続いて,公益財団法人がん研究会がんプレシジョン医療研究センター所長の中村祐輔氏が,「AI(人工知能)ホスピタルによる高度診断・治療システム」をテーマに講演した。内閣府戦略的イノベーション創造プログラム(SIP)の「AI(人工知能)ホスピタルによる高度診断・治療システム」は,AI,IoT,ビッグデータを用いたAIポスピタルシステムを開発・構築し,高度で先進的な医療サービスの提供と病院の効率化を実現することを目的としたプロジェクトである。国立成育医療研究センター,慶應義塾大学病院,大阪大学医学部附属病院など5施設が参加している。中村氏は,これらを説明した上で,医療現場で必要なAI技術として,画像診断支援AIやウエアラブルデバイスを用いた自動救急搬送システムなどを紹介した。さらに,実際に医療現場でAIを使用するためのプラットフォームについても言及した。中村氏は講演の最後に,プロジェクトのゴールはAIを活用することで心と心が通い合う医療現場にすることであるとまとめた。

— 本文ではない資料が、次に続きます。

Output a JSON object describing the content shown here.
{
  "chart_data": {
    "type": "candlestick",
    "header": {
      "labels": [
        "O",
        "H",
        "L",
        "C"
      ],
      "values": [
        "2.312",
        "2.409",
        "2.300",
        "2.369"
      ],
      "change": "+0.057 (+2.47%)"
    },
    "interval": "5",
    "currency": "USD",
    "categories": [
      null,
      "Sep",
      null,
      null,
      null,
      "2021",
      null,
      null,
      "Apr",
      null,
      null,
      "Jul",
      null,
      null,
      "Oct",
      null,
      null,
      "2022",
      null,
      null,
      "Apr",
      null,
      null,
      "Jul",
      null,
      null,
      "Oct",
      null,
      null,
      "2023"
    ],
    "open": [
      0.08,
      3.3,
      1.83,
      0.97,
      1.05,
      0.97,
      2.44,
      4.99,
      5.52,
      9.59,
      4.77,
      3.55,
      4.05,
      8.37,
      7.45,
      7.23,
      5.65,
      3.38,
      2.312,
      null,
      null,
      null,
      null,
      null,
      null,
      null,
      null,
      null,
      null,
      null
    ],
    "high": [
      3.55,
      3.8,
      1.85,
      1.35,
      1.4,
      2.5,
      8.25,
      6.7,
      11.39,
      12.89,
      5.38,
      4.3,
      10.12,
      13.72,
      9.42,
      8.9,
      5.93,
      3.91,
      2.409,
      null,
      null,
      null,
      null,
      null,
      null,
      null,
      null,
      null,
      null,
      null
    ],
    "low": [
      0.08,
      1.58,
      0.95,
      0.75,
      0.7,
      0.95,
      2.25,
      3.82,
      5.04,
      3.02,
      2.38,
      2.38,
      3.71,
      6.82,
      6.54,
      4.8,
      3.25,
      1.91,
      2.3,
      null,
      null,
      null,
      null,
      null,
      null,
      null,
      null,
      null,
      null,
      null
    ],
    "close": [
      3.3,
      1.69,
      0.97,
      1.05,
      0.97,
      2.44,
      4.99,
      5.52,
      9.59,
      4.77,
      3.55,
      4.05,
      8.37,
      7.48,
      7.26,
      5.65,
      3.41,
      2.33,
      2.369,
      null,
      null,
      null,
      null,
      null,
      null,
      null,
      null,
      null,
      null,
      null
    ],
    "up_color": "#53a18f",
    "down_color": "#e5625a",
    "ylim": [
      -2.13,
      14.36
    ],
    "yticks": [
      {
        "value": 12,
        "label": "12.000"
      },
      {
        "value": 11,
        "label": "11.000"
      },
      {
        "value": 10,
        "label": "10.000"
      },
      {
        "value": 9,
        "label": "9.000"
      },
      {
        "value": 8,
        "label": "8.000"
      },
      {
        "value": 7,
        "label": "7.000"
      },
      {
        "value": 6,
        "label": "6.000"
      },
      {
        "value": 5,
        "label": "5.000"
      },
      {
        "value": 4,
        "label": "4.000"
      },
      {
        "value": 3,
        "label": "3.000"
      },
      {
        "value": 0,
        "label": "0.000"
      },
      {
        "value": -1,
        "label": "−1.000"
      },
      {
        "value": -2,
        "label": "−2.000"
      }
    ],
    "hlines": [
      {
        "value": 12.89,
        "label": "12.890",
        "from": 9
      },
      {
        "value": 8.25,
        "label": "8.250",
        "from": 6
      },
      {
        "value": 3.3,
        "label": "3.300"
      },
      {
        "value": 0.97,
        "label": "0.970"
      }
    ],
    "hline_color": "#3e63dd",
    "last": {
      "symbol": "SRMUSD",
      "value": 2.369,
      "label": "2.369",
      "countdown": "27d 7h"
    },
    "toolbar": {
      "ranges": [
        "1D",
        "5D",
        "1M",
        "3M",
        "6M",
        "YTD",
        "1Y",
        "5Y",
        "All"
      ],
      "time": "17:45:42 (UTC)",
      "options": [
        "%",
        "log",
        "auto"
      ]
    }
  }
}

次に,「医療におけるデジタル化の推進と関連産業の発展に向けて」と題して,岩手医科大学客員教授,ボストン コンサルティング グループ シニア アドバイザーの武田俊彦氏が講演した。武田氏は,医療分野のデジタル化に関する産業振興策について解説した上で,米国におけるデジタル技術を活用したヘルスケアサービスや国内で保険償還された「Join」「CureApp」などを紹介した。さらに,医療機器の早期承認の動向やプログラム医療機器の動向について解説。現状のデジタルヘルスの課題を整理した上で,公益財団法人医療機器センターのAI・デジタルヘルス研究会が取りまとめた保険償還制度に関する提言を説明した。